Comece adicionando amostras de DNA genômico extraídas de células mononucleares do sangue periférico às tiras de PCR A, B e C, respectivamente. Em seguida, vórtice a alíquota de DNA controlada descongelada por 30 segundos. Depois de centrifugar brevemente o tubo, aspire o volume total no primeiro tubo na tira de tubo PCR de curva padrão.

Em seguida, adicione 70 microlitros de água de grau PCR no segundo através de oito tubos da tira de PCR de curva padrão. Em seguida, ressuspenda o DNA de controle no primeiro tubo e aspire 70 microlitros no segundo tubo. Aguarde 30 segundos e ressuspenda a solução no segundo tubo.

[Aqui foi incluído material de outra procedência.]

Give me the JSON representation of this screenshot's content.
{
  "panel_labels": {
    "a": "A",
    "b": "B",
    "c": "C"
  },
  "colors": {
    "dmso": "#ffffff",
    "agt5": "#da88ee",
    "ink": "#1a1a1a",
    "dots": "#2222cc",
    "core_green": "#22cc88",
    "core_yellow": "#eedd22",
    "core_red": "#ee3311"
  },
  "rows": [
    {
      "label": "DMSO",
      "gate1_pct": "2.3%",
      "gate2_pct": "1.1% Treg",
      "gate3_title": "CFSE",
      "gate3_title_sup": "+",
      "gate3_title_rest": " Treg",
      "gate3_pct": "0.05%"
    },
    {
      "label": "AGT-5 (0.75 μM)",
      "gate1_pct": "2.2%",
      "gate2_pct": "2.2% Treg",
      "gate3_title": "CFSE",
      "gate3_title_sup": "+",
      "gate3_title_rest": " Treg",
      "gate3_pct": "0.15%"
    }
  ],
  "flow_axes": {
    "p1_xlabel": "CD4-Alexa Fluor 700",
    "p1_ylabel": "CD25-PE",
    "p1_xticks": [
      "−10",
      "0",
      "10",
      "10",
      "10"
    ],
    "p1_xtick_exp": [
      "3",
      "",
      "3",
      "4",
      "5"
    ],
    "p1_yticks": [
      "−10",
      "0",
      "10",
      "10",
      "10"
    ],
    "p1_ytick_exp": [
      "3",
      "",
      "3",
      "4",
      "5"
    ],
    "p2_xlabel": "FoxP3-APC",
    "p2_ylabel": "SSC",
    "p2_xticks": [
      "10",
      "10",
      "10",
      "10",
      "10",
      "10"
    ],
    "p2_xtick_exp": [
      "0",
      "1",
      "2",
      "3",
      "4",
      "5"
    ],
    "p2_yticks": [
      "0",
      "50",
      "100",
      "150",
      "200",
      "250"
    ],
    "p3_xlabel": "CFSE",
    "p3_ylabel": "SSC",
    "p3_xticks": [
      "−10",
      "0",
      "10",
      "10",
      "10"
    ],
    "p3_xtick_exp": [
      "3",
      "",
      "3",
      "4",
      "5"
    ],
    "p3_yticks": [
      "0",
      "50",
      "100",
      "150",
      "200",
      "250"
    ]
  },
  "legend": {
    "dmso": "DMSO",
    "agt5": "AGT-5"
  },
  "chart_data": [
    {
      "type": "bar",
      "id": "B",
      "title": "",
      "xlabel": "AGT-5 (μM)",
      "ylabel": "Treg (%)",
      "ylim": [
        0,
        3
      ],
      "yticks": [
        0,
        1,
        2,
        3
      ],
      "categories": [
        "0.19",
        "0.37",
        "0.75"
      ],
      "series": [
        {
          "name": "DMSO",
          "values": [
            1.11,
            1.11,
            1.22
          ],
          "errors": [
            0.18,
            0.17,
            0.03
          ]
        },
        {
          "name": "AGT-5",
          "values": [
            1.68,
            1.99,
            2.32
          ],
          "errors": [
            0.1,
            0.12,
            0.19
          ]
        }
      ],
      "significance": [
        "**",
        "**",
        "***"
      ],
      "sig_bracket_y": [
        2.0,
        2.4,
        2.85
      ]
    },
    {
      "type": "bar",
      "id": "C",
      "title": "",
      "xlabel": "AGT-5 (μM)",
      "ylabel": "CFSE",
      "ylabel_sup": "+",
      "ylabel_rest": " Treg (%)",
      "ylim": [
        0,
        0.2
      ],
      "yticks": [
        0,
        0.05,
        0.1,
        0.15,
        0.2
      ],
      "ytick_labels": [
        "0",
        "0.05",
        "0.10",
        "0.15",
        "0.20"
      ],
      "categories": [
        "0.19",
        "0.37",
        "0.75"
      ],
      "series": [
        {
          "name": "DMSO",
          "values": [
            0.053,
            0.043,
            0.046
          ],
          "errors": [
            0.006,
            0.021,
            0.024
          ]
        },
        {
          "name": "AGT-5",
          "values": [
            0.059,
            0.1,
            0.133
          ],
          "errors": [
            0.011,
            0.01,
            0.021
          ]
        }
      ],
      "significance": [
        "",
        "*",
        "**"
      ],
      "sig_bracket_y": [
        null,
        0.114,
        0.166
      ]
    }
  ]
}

Colete os reagentes da mistura principal e deixe-os atingir a temperatura ambiente na capa de PCR. Em seguida, adicione um microlitro da alíquota verde cibernética à alíquota do buffer. Vortex todas as alíquotas por 10 segundos e centrifugue-as por cinco segundos.

Em seguida, adicione as quantidades especificadas de todos os reagentes e primers da mistura principal no tubo de betaína de cinco mililitros. Depois de retirar a DNA polimerase de menos 20 graus Celsius, vórtice por 10 segundos e depois centrifugue por cinco segundos. Depois de centrifugado, adicione lentamente 128 microlitros à mistura principal.

Vortex o tubo master mix de cinco mililitros por 30 segundos e depois reserve.